Deleuze singles out Sternberg in particular for qualities that Smith seems to share. In Sternberg, he writes, "Everything happens between the light and the white." He continues, quoting Goethe:

Image result for jack smith flaming creatures
Still from Jack Smith's Flaming Creatures
'between transparency and white opacity there exists an infinite number of degrees of cloudiness… One could call white the fortuitously opaque flash of pure transparency.'

This could be a description of Flaming Creatures. It is white on white, full of white spaces, which Deleuze calls affection spaces. And in those spaces we get pure potentiality.

As one of the characters in Shanghai Gesture puts it, "Anything can happen here, any moment."

Richard Foreman, describing Smith as a performer, wrote:
To watch Jack Smith perform was to watch human behavior turn into granular stasis, in which every moment of being seemed, somehow, to contain the seed of unthinkable possibility…
That’s what I mean when I say potentiality—unthinkable possibility, limitlessness, a virtual out of which anything can be actualized, and that actualization doesn’t diminish the virtual, doesn’t lessen the possible.

And in the white spaces, full of affect, in which anything can happen at any moment, we get choice—a choice to be something beyond any fixed identity, to become something else, something other than normal.

This is the “Creatures” part of Flaming Creatures—fluid, unfixed, polymorphously perverse, and outside of or beyond or before identity. Joseph says it isn’t pre-Oedipal; it’s anti-Oedipal.

Mario Montez and Frankie Francine (Frank Di Giovanni), black-and-white shooting sessions, early 1960's, published in The Beautiful Book, by Jack Smith.
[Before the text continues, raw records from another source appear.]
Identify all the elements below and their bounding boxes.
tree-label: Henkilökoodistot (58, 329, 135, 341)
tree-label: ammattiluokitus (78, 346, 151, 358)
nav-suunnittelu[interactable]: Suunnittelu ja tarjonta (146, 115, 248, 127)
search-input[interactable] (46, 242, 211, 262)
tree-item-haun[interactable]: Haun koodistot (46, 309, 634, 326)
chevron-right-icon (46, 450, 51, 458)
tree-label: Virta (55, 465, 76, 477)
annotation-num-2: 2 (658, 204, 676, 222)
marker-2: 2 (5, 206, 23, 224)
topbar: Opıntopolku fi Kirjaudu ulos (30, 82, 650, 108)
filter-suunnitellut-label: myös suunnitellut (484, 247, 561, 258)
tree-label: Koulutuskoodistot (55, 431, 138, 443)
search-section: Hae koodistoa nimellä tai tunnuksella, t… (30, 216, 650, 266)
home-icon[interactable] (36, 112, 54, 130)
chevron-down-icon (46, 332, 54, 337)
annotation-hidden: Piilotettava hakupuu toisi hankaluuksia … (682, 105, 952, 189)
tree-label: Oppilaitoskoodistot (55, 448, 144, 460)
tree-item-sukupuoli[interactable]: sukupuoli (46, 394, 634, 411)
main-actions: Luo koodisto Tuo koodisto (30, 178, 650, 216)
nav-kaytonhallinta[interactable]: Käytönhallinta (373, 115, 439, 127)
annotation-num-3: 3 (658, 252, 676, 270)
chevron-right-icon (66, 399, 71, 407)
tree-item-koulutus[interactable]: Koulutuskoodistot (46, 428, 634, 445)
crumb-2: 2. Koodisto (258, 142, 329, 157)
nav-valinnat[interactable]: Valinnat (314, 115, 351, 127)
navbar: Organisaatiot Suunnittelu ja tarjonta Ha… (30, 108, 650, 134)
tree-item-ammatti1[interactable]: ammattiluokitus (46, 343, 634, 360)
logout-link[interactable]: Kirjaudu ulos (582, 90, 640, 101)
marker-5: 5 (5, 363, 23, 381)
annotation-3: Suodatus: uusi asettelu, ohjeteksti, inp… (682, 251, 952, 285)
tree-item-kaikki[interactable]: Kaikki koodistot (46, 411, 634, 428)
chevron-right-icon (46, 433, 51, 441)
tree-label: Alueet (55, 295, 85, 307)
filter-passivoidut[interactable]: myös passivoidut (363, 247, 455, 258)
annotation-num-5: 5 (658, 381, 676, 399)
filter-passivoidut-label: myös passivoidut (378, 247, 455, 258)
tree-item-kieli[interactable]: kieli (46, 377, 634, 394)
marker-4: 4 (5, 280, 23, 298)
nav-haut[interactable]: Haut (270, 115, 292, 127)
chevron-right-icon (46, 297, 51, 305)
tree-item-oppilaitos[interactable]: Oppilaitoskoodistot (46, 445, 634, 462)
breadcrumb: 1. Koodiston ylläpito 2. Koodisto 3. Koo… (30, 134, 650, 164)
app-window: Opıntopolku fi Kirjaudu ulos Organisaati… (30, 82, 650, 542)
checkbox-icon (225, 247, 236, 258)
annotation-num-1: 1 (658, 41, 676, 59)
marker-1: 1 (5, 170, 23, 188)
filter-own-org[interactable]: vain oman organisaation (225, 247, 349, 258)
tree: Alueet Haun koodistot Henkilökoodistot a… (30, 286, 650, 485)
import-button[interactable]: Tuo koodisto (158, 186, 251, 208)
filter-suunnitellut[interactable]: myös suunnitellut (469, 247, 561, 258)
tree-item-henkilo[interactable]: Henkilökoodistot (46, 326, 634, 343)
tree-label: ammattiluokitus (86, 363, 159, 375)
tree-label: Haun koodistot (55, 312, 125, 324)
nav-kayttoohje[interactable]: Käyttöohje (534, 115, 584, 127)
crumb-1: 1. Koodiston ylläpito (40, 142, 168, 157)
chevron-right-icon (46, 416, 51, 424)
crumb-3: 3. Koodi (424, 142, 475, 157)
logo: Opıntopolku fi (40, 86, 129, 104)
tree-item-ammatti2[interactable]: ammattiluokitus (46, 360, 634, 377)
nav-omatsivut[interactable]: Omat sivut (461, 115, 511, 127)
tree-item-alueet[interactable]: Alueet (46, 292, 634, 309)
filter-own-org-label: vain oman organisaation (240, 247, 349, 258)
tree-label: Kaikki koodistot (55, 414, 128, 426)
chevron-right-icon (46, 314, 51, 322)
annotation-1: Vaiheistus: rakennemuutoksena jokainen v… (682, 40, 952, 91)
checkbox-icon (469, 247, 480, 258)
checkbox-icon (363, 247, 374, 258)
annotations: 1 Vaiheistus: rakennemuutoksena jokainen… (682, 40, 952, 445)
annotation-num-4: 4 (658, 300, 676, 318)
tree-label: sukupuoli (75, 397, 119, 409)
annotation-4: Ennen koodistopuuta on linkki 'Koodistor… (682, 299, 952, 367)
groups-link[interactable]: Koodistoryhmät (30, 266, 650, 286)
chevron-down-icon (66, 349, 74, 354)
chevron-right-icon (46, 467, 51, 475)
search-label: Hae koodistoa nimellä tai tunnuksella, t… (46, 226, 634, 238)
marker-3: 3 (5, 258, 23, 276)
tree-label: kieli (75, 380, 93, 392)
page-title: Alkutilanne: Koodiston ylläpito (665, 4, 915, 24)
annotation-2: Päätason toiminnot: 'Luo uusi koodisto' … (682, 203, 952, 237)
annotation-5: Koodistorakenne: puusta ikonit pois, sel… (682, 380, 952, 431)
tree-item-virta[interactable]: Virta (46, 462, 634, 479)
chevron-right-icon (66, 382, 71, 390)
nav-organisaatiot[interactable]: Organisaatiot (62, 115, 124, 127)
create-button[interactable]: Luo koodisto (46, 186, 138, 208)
The vision that Smith proposes is more radical than just gay liberation, which Smith always saw as a ghetto. It’s much queerer than that. It is about freedom from the incarceration of identity. Better to project oneself outward, however corny or phony or freaky if for a moment truly. Because identity is just too constrictive a container for the human experience.

And this is Deleuze’s point: that in lyrical abstraction, there is not necessarily a conflict or a struggle, but there is a choice between modes of existence.

He writes, "Lyrical abstraction is defined by light’s adventure with the white." and "As soon as this light is reached it restores everything to us." "We have reached a spiritual space where what we choose is no longer distinguishable from the choice itself."

Creature with plastic flower from Ouled Naiel series, from apartment sessions, ca. 1958, by Jack Smith
Maybe that is why Flaming Creatures ends with so much dancing. Maybe there is redemption after all. Maybe it’s in choosing choice—the freedom of instability and possibility over fixity and identity.